Hocam öncelikle hoşgeldiniz. Girizgâh olarak şunu sormak istiyorum: Strateji bilimiyle ilgili ne söylemek istersiniz?

Erdem Karagöl: Teşekkür ederim Talha hocam. Benim için de bugün burada tekrar sizlerle birlikte olmak büyük bir mutluluk vesilesi.

Hocam 'Aynı dili konuşmak' her zaman aynı dili konuşmak anlamına yani; anlatabilme, anlayabilme ve anlaşabilme anlamına gelmiyor.

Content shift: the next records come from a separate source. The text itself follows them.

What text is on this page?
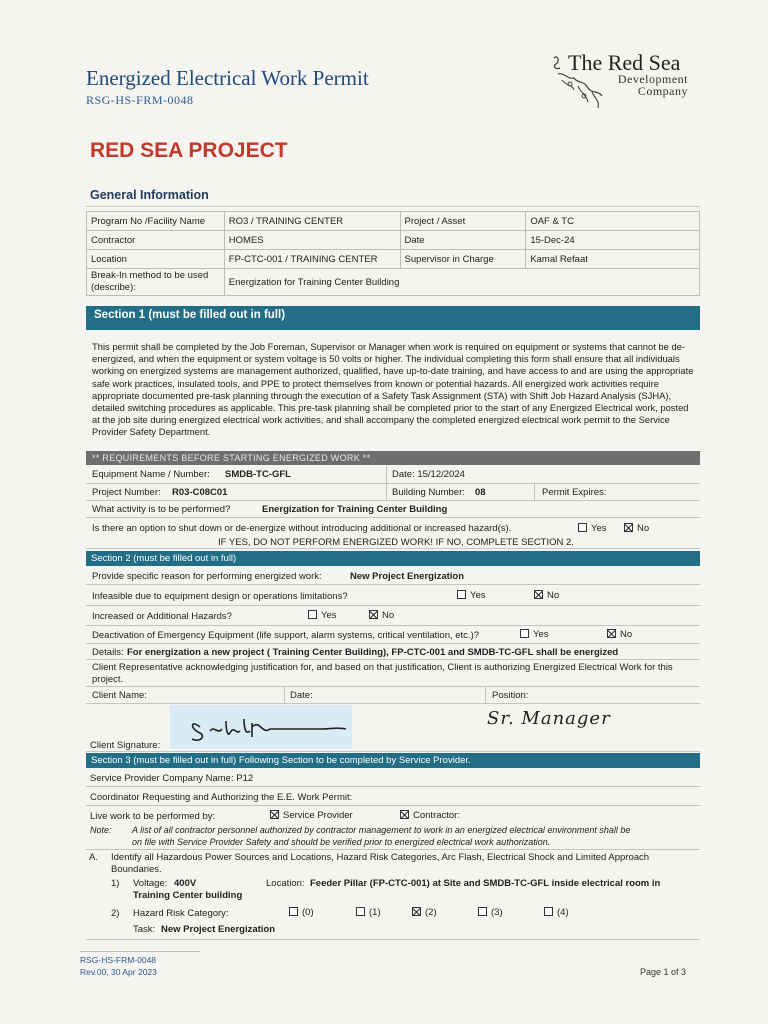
Energized Electrical Work Permit
RSG-HS-FRM-0048
The Red Sea
Development
Company
RED SEA PROJECT
General Information
Program No /Facility Name	RO3 / TRAINING CENTER	Project / Asset	OAF & TC
Contractor	HOMES	Date	15-Dec-24
Location	FP-CTC-001 / TRAINING CENTER	Supervisor in Charge	Kamal Refaat
Break-In method to be used (describe):	Energization for Training Center Building		
Section 1 (must be filled out in full)
This permit shall be completed by the Job Foreman, Supervisor or Manager when work is required on equipment or systems that cannot be de-energized, and when the equipment or system voltage is 50 volts or higher. The individual completing this form shall ensure that all individuals working on energized systems are management authorized, qualified, have up-to-date training, and have access to and are using the appropriate safe work practices, insulated tools, and PPE to protect themselves from known or potential hazards. All energized work activities require appropriate documented pre-task planning through the execution of a Safety Task Assignment (STA) with Shift Job Hazard Analysis (SJHA), detailed switching procedures as applicable. This pre-task planning shall be completed prior to the start of any Energized Electrical work, posted at the job site during energized electrical work activities, and shall accompany the completed energized electrical work permit to the Service Provider Safety Department.
** REQUIREMENTS BEFORE STARTING ENERGIZED WORK **
Equipment Name / Number: SMDB-TC-GFL	Date: 15/12/2024
Project Number: R03-C08C01	Building Number: 08	Permit Expires:
What activity is to be performed?	Energization for Training Center Building
Is there an option to shut down or de-energize without introducing additional or increased hazard(s).	Yes	No
IF YES, DO NOT PERFORM ENERGIZED WORK! IF NO, COMPLETE SECTION 2.
Section 2 (must be filled out in full)
Provide specific reason for performing energized work:	New Project Energization
Infeasible due to equipment design or operations limitations?	Yes	No
Increased or Additional Hazards?	Yes	No
Deactivation of Emergency Equipment (life support, alarm systems, critical ventilation, etc.)?	Yes	No
Details: For energization a new project ( Training Center Building), FP-CTC-001 and SMDB-TC-GFL shall be energized
Client Representative acknowledging justification for, and based on that justification, Client is authorizing Energized Electrical Work for this project.
Client Name:	Date:	Position:
Client Signature:
Sr. Manager
Section 3 (must be filled out in full) Following Section to be completed by Service Provider.
Service Provider Company Name: P12
Coordinator Requesting and Authorizing the E.E. Work Permit:
Live work to be performed by:	Service Provider	Contractor:
Note: A list of all contractor personnel authorized by contractor management to work in an energized electrical environment shall be
on file with Service Provider Safety and should be verified prior to energized electrical work authorization.
A. Identify all Hazardous Power Sources and Locations, Hazard Risk Categories, Arc Flash, Electrical Shock and Limited Approach
Boundaries.
1) Voltage: 400V	Location: Feeder Pillar (FP-CTC-001) at Site and SMDB-TC-GFL inside electrical room in
Training Center building
2) Hazard Risk Category:	(0)	(1)	(2)	(3)	(4)
Task: New Project Energization
RSG-HS-FRM-0048
Rev.00, 30 Apr 2023	Page 1 of 3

Strateji'nin fazlaca tarifi vardır. Ben harici tariflere değinmeden tek kelime ile kendi tanımımı söyleyeyim "Uyum"... Strateji'nin bendeki tek kelimelik tezahürü "Uyum'dur." Strateji biliminde şans faktörü "Sürtünme" diye tanımlanır. Eldeki tüm veri ve imkanları doğru bir şekilde işleyerek, sürtünme faktörü ile UYUM'lu bir şekilde işletirseniz, işte o zaman hedefe ulaşabilirsiniz. Dünyadaki en büyük güç bilgidir. Strateji belirlemekte en temel bilgi biçimi istihbarat, tarih ve coğrafya bilgisidir. Tarih toplumsal hafızamız yani toplumsal tecrübe ve reaksiyonlar bütünümüzdür. Haliyle dünümüz bu günümüzü aydınlatır. Olanaklar ile sürtünme arasındaki Uyum sağlıklı çalıştığında hedefe varırsınız. Lakin sürtünme faktörü o kadar baskın bir faktördür ki...
Bazen hedefinizi dahi değiştirmek zorunda kalabilirsiniz. Sürtünme sizi mevcut hedefinizden daha iyi yada daha kötü bir hedefe sevk edebilir. Bu bağlamda stratejiler anbean değişebilir.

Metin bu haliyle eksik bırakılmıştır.